Structure-activity relationships: Analogues of the dicaffeoylquinic and dicaffeoyltartaric acids as potent inhibitors of human immunodeficiency virus type 1 integrase and replication
King, Peter J.,Ma, Guoxiang,Miao, Wenfang,Jia, Qi,McDougall, Brenda R.,Reinecke, Manfred G.,Cornell, Chris,Kuan, Jean,Kim, Tracey R.,Robinson Jr., W. Edward
, p. 497 - 509 (2007/10/03)
The dicaffeoylquinic acids (DCQAs) and dicaffeoyltartaric acids (DCTAs) are potent and selective inhibitors of human immunodeficiency virus type 1 (HIV-1) integrase. They also inhibit HIV-1 replication at nontoxic concentrations. Since integrase is an excellent target for anti-HIV therapy, structure-activity relationships were employed to synthesize compounds with: (1) improved potency against HIV-1 integrase, (2) improved anti-HIV effect in tissue culture, and (3) increased selectivity as indicated by low cellular toxicity.
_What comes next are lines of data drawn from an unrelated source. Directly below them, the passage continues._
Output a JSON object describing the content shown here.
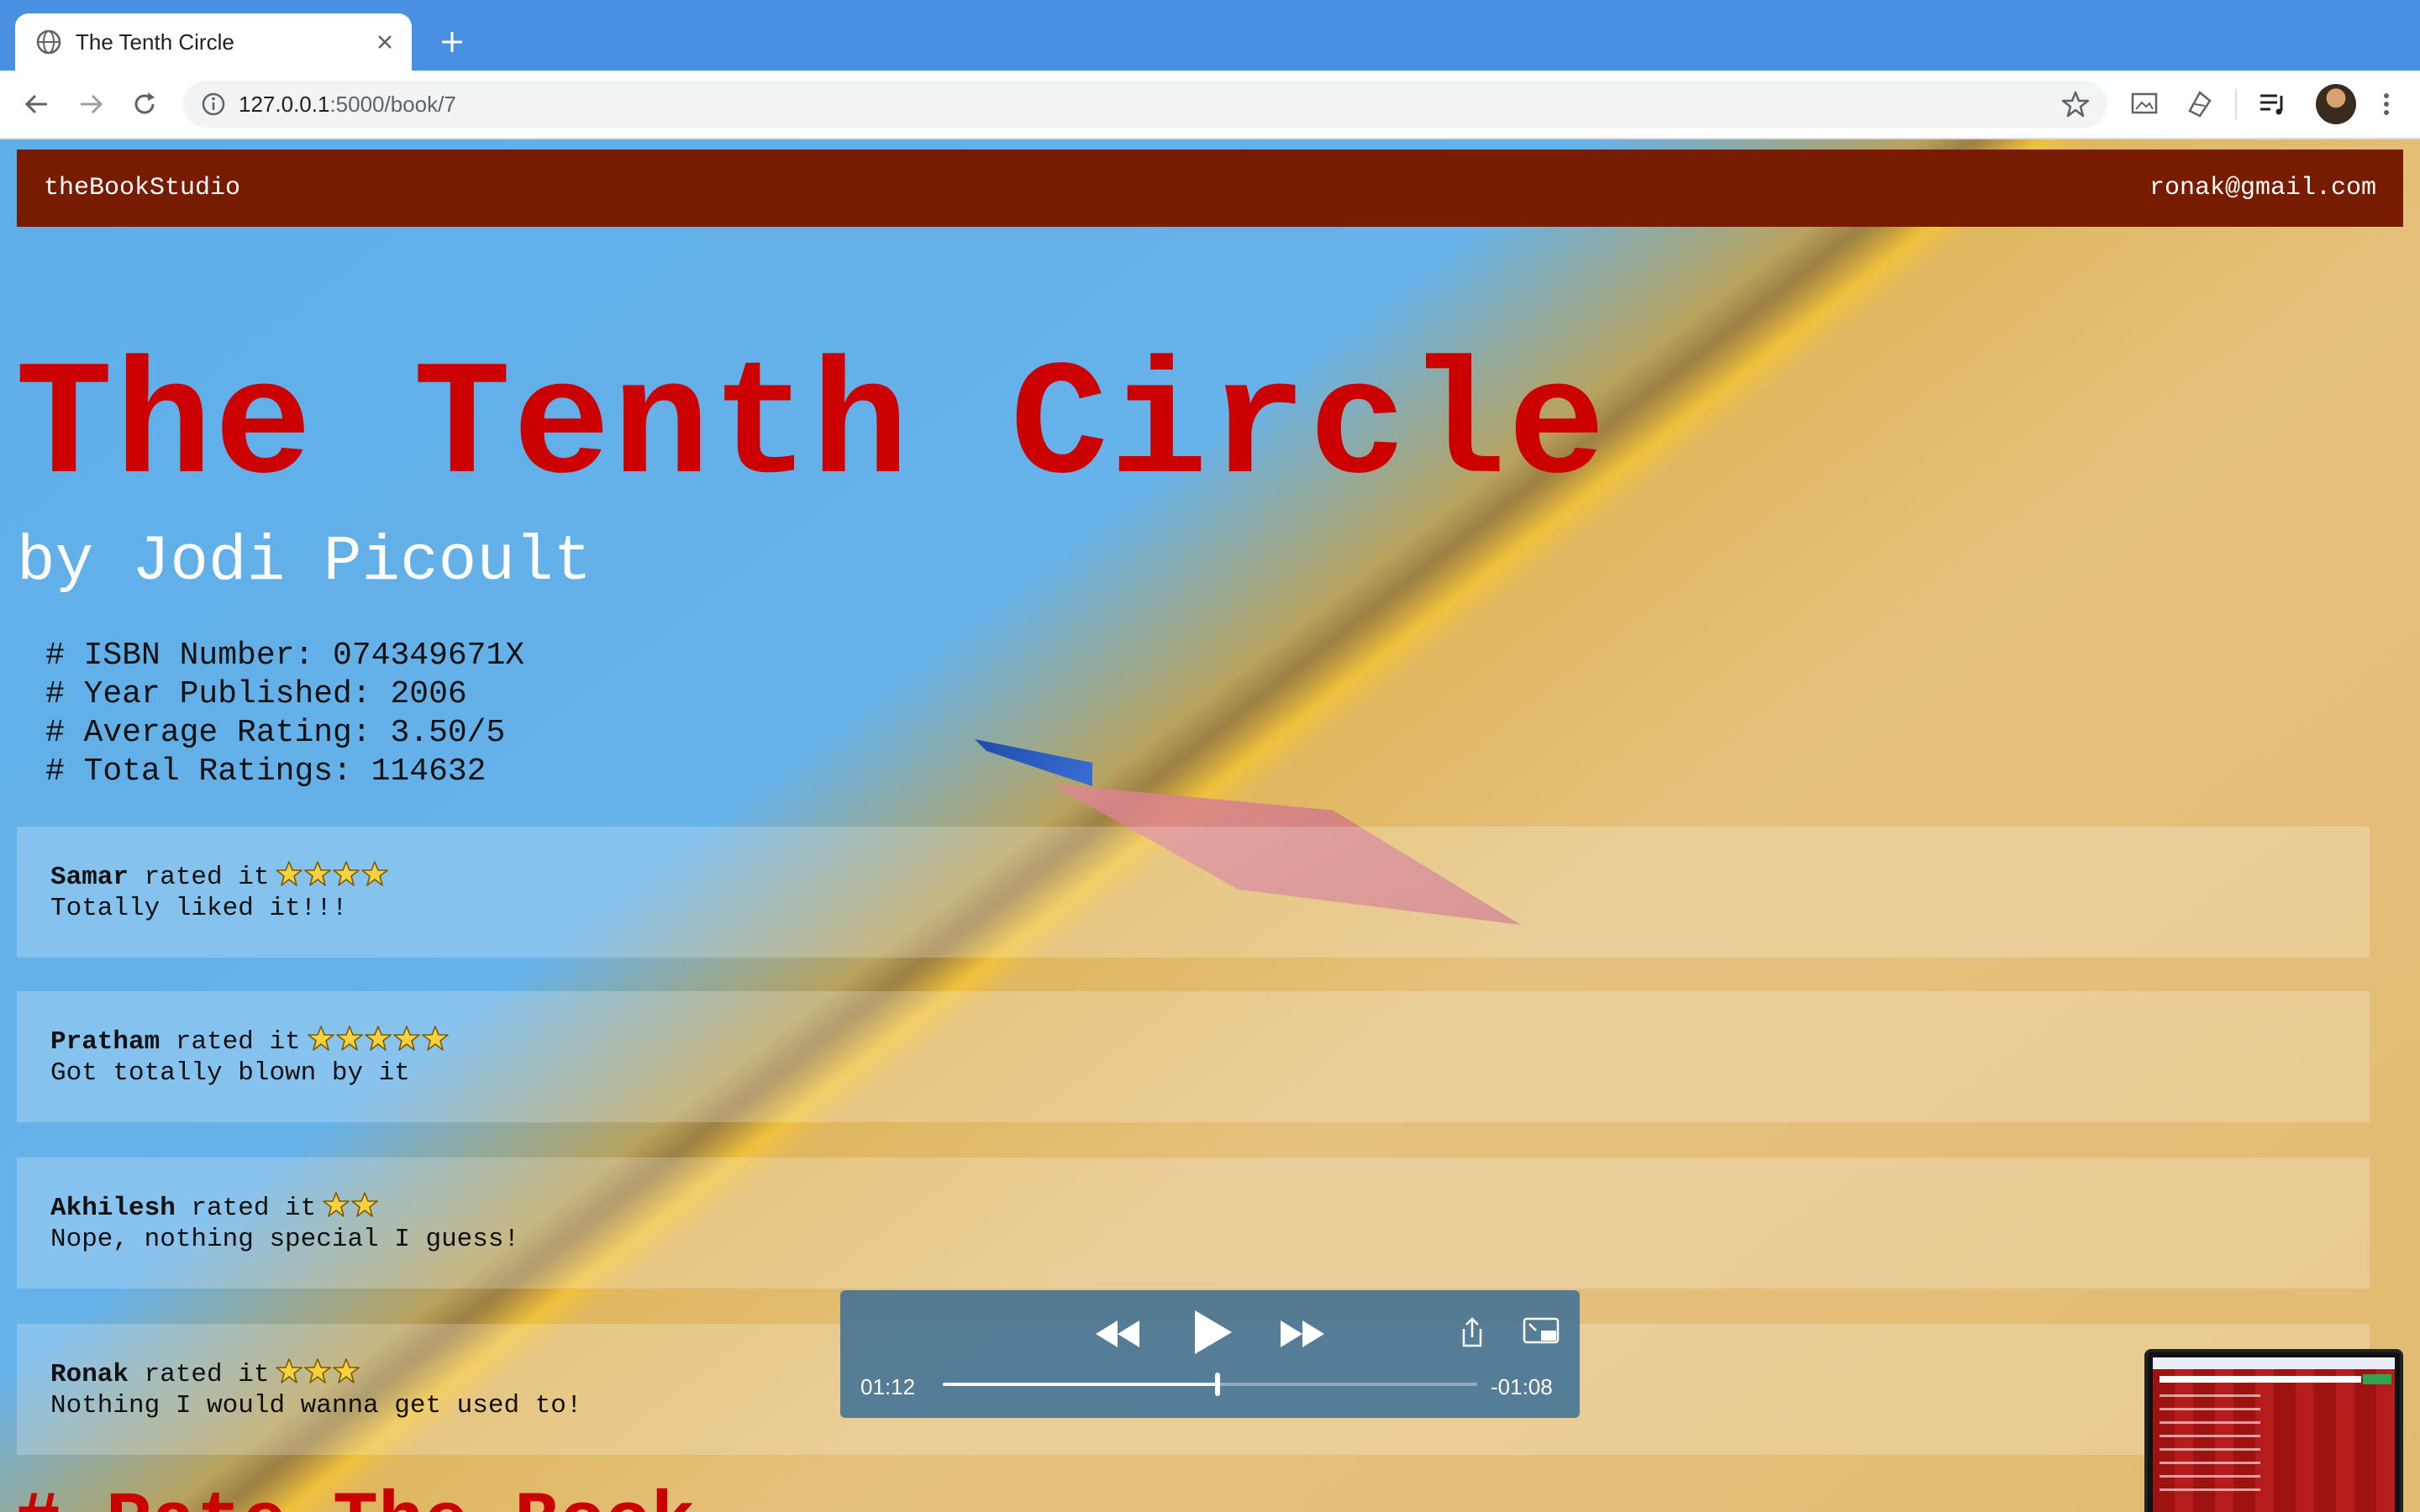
{
  "browser": {
    "tab_title": "The Tenth Circle",
    "url_host": "127.0.0.1",
    "url_path": ":5000/book/7"
  },
  "navbar": {
    "brand": "theBookStudio",
    "user_email": "ronak@gmail.com"
  },
  "book": {
    "title": "The Tenth Circle",
    "author_line": "by Jodi Picoult",
    "meta": [
      "# ISBN Number: 074349671X",
      "# Year Published: 2006",
      "# Average Rating: 3.50/5",
      "# Total Ratings: 114632"
    ]
  },
  "reviews": [
    {
      "user": "Samar",
      "rated_text": " rated it",
      "stars": 4,
      "comment": "Totally liked it!!!"
    },
    {
      "user": "Pratham",
      "rated_text": " rated it",
      "stars": 5,
      "comment": "Got totally blown by it"
    },
    {
      "user": "Akhilesh",
      "rated_text": " rated it",
      "stars": 2,
      "comment": "Nope, nothing special I guess!"
    },
    {
      "user": "Ronak",
      "rated_text": " rated it",
      "stars": 3,
      "comment": "Nothing I would wanna get used to!"
    }
  ],
  "rate_heading": "# Rate The Book",
  "media": {
    "elapsed": "01:12",
    "remaining": "-01:08",
    "progress": 0.514
  },
  "colors": {
    "navbar": "#771c00",
    "title": "#cc0000",
    "tabbar": "#4a90e2"
  }
}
Thirty-four analogues of the DCTAs and DCQAs were synthesized and tested for cell toxicity, anti-HIV activity, and inhibition of HIV-1 integrase. Seventeen of the 34 analogues had potent activity against HIV-1 integrase ranging from 0.07 to > 10 μM. Seventeen analogues that were synthesized or purchased had no inhibitory activity against integrase at concentrations of 25 μM. Of the biologically active analogues, 7 of the 17 inhibited HIV replication at nontoxic concentrations. The most potent compounds were D-chicoric acid, meso-chicoric acid, bis(3,4- dihydroxydihydrocinnamoyl)-L-tartaric acid, digalloyl-L-tartaric acid, bis(3,4-dihydroxybenzoyl)-L-tartaric acid, dicaffeoylglyceric acid, and bis(3,4-dihydroxyphenylacetyl)-L-tartaric acid. Anti-HIV activity of the active compounds in tissue culture ranged from 35 to 0.66 μM. Structure- activity relationships demonstrated that biscatechol moieties were absolutely required for inhibition of integrase, while at least one free carboxyl group was required for anti-HIV activity. These data demonstrate that analogues of the DCTAs and the DCQAs can be synthesized which have improved activity against HIV integrase.